On leaving the New York School of Art in 1904 Chatterton returned to his childhood home Newburgh where he continued to paint. Not long after the first exhibition of his work in 1908, he obtained employment as an art instructor in a private school near his home. In 1915, against advice from his New York friends but with encouragement from Robert Henri, he took a job as artist-in-residence at Vassar College and in the same year was appointed superintendent of art education in Newburgh public schools. Studio art classes were not then the norm in liberal arts classes and Chatterton's differed from others in having students paint from life in the way he himself had been trained. (Note: Late in life Chatterton's daughter recorded his reminiscences of this time. In them he said, "When I went to Vassar College in 1915 as Artist-in-Residence, most of my friends said, "That's the end of Chatterton as a painter." A few years later, many of them were looking for similar positions. Henri was genuinely interested in me going to Vassar and wrote a glowing letter of recommendation for me. And, when I was at the college and in charge of exhibitions, he furnished me with several works, carefully selected, to be hung, as he specified, "by you alone.") When, in 1919, Vassar began giving course credit for the art classes he taught, a member of the faculty complained, he later said, that the school "might as well give credit for plumbing." After he began spending summers in Ogunquit he began teaching classes there. In 1919, while still retaining his position at Vassar, Chatterton was promoted as head of a new department of industrial art in the Newburgh high school. He gave up this job some years before he received appointment as Vassar's professor of art in 1928. By 1933 the courses he taught at the college included life drawing and painting, portraiture, composition, and landscape. He continued teaching there until his retirement in 1948.

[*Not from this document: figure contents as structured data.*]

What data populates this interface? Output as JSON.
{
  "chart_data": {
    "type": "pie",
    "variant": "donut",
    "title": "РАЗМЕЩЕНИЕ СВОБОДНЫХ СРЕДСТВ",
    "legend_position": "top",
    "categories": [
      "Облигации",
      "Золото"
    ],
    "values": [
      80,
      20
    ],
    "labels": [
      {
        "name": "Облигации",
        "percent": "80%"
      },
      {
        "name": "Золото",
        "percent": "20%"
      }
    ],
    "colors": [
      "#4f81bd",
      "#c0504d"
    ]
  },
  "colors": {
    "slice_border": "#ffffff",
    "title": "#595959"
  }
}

==Personal life and family==

Chatterton's father was Charles L. Chatterton (1853-1893). He was a partner in the Newburgh law firm of Round & Chatterton. He died aged 40 of consumption. Chatterton's mother was Julia Lendrum Chatterton (1858-1934). She was the organist at Newburgh's Calvary Presbyterian Church. In 1915 Chatterton married Margaret A. Meakim (1888-1968). She, like her mother-in-law was an organist. A Poughkeepsie native, she received musical training at the New York Institute of Musical Art and during the 1920s and 1930s and until the outbreak of World War II she performed in services and in concerts at Newburgh's Trinity Methodist Church. The couple had one child, a daughter named Julia, born in 1917 or 1918. In 1945 she married J.M. Van De Water, who was then serving in the Navy on convoy duty in the North Atlantic. She had previously been a teacher in a private school in Baltimore, then an editor on H. L. Mencken's American Mercury magazine, and subsequently a freelance editor.

Chatterton was unostentatious and possessed a quiet and retiring demeanor. Students, who called him "Chatty," saw him as kindly and sympathetic.

At the time of his death Chatterton was living in Poughkeepsie. He died on July 1, 1973, in a nursing home in New Paltz and was buried in Cedar Hill Cemetery, Newburgh.